We also have to remember that most of these havens – such as Jersey, Bermuda, the Isle of Man, the Virgin Islands and the Cayman Islands – are British possessions or territories. British tut-tutting about Ireland's sins is yet another exercise in hypocrisy.
National winner
But we cannot deny that Ireland is the biggest national winner in this game in which so many other countries lose much-needed public revenue. Our corporation tax (CT) rate may be low in principle (12.5 per cent) and even lower in practice. But the sheer scale of the financial flows means that even a relative small stream diverted from this vast torrent provides vital irrigation for Ireland’s public finances. The yield from CT in 2015 was €6.87 billion, which was more than €2.2 billion higher than 2014. Receipts increased again in 2016 to €7.35 billion. The vast bulk of this money – about 82 per cent – comes from the very large foreign-owned multinational corporations.
We have a big stake in practices that are morally indefensible and socially devastating
There is a paradox. Using 2015 figures for comparison, Ireland comes out as having an extremely low corporate tax rate – our 12.5 per cent rate is almost exactly half the OECD average of 24.9 per cent. But Ireland nevertheless takes more of its overall taxes from corporations. In 2015, CT made up 11.4 per cent of Ireland’s overall tax take. That’s over twice as much as countries like Germany, France, Austria and Denmark, and far higher than the OECD average of 7.7 per cent.

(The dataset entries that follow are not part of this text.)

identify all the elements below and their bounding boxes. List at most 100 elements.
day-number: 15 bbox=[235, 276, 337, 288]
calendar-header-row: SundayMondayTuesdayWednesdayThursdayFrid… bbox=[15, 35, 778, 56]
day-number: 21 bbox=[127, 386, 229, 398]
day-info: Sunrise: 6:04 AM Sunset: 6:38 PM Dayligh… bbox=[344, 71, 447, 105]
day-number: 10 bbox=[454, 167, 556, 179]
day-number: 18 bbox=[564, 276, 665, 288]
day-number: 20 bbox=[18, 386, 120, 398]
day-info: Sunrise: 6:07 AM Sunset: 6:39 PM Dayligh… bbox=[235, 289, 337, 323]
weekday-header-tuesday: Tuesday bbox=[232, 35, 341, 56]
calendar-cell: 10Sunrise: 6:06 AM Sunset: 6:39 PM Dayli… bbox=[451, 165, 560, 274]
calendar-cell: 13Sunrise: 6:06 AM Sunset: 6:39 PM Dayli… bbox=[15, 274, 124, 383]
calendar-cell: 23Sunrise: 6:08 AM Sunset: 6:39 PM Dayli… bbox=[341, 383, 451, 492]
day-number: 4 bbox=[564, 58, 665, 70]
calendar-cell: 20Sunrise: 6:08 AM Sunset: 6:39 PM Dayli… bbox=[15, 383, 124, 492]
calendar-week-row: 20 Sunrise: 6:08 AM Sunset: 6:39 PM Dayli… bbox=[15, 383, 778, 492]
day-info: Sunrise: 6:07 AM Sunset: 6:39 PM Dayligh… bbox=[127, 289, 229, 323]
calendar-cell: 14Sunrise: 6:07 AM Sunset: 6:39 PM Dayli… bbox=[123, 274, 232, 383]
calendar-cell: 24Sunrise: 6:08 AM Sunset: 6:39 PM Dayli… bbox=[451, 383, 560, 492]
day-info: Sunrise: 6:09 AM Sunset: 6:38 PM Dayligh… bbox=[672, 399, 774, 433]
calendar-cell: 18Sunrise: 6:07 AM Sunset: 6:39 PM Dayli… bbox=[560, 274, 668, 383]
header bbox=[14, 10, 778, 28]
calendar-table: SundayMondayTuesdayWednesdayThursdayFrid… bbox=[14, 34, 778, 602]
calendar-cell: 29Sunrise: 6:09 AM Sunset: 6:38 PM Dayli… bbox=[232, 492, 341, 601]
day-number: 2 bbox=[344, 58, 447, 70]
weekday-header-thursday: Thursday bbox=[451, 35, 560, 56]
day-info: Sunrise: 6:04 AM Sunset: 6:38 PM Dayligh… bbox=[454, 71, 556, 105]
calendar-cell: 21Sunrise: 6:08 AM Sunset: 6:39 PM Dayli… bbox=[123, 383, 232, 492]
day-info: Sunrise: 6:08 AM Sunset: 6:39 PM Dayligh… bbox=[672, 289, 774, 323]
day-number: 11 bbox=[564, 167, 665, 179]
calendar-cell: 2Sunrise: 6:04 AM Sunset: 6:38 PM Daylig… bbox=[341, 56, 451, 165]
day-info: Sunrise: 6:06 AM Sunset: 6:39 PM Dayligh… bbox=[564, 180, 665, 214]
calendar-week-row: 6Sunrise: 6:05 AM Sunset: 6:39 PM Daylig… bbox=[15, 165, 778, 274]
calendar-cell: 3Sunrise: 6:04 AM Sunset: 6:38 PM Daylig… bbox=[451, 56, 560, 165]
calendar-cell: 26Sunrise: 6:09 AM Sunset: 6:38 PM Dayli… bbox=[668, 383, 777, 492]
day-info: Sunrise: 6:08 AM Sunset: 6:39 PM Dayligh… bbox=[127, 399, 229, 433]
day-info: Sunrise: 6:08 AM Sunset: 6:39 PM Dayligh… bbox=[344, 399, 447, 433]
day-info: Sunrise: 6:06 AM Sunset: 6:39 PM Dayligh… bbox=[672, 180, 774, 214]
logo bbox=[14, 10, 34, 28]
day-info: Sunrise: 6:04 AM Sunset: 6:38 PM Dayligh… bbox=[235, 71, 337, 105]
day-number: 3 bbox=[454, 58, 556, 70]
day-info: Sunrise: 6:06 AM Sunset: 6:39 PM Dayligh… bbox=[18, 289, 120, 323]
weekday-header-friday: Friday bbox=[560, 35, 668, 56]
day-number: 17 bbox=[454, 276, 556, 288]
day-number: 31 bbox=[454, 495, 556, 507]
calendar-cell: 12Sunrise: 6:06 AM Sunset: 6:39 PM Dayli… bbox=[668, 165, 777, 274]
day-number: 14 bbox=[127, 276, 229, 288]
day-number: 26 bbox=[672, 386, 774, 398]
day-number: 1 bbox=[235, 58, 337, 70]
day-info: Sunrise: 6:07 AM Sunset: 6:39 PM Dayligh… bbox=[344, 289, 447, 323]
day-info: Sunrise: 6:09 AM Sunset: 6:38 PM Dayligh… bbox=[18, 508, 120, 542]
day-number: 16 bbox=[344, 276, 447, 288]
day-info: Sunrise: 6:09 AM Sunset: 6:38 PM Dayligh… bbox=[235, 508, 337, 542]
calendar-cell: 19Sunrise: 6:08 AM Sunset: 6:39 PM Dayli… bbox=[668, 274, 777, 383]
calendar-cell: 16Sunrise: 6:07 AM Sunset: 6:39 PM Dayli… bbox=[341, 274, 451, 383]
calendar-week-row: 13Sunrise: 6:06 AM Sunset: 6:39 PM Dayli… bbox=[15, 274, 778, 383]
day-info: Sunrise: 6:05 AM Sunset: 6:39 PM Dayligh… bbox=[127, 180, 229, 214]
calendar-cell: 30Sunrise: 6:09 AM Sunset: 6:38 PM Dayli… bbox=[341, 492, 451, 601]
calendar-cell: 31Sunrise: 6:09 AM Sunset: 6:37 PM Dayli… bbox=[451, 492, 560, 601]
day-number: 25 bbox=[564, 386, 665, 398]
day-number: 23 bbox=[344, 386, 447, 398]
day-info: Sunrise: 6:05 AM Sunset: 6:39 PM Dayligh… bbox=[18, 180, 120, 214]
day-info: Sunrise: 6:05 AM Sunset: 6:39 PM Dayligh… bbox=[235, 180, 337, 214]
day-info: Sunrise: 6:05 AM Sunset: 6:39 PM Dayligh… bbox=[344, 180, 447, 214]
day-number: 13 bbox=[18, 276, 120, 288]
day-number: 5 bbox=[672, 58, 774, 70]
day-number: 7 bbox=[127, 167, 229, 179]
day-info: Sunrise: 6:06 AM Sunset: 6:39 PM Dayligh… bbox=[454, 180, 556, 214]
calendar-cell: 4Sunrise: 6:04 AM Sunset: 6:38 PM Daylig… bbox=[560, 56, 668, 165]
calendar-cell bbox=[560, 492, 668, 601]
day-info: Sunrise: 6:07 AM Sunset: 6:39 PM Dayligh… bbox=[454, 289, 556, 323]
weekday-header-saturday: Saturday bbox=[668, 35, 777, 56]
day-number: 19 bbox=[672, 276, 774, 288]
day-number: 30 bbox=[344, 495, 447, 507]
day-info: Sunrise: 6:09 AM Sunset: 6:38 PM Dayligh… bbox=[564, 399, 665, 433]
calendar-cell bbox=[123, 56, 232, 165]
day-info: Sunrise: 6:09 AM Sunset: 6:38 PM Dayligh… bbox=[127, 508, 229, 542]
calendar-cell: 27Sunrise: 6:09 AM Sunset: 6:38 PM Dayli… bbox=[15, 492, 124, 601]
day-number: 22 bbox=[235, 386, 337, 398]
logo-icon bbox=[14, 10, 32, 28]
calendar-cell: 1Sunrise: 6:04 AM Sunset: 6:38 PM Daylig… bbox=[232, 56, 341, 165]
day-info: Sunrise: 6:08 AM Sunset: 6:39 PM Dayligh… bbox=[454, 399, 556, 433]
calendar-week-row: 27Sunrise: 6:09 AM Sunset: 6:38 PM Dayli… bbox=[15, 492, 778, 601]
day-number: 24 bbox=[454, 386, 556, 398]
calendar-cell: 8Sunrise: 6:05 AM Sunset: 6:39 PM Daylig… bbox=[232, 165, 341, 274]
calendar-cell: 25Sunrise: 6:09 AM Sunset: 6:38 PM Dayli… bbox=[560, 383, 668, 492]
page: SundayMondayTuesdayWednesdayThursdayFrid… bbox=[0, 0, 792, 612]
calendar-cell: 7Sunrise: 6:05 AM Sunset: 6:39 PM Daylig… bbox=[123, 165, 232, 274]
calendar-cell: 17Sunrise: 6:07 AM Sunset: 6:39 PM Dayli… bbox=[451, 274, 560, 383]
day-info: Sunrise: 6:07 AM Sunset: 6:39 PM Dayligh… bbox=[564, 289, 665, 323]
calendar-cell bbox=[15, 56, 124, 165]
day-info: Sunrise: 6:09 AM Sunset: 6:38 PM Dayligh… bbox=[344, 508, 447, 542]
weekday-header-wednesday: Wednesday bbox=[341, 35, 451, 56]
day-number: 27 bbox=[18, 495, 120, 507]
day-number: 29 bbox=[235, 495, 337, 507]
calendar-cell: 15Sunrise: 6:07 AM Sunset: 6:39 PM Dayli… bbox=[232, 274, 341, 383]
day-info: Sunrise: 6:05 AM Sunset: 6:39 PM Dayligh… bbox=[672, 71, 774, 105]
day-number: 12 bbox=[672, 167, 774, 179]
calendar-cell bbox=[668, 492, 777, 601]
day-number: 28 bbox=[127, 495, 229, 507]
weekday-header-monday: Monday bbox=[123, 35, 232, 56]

To put this in context, the increase of €480 million in CT receipts between 2015 and 2016 alone is roughly equivalent to the entire amount of money Paschal Donohue had to play with going into this year’s budget. The €7.35 billion CT yield for 2016 is almost the same as the entire projected capital budget for the State when it rises to its hoped-for level of €7.8 billion in 2021.
Mocking Bono
And this is why it is too easy just to mock Bono for having double standards. Ireland as a whole is increasingly addicted to the tax revenues it gets from multinational corporations and the price it pays for that drug is allowing those same corporations to divert much larger tax revenues away from other countries. This includes in many cases extremely poor countries who are ravaged by the global system of tax avoidance from which we benefit.
Ireland’s MacPhisto bargain is insidious because we sold our soul but are getting a very good price for it.
We have a big stake in practices that are morally indefensible, socially devastating and, because they contribute to gross inequality, environmental destruction and political instability, ultimately unsustainable. That induces a kind of moral vertigo in which it is hard to acknowledge that the world must and will move on from this rapacious system, with or without us.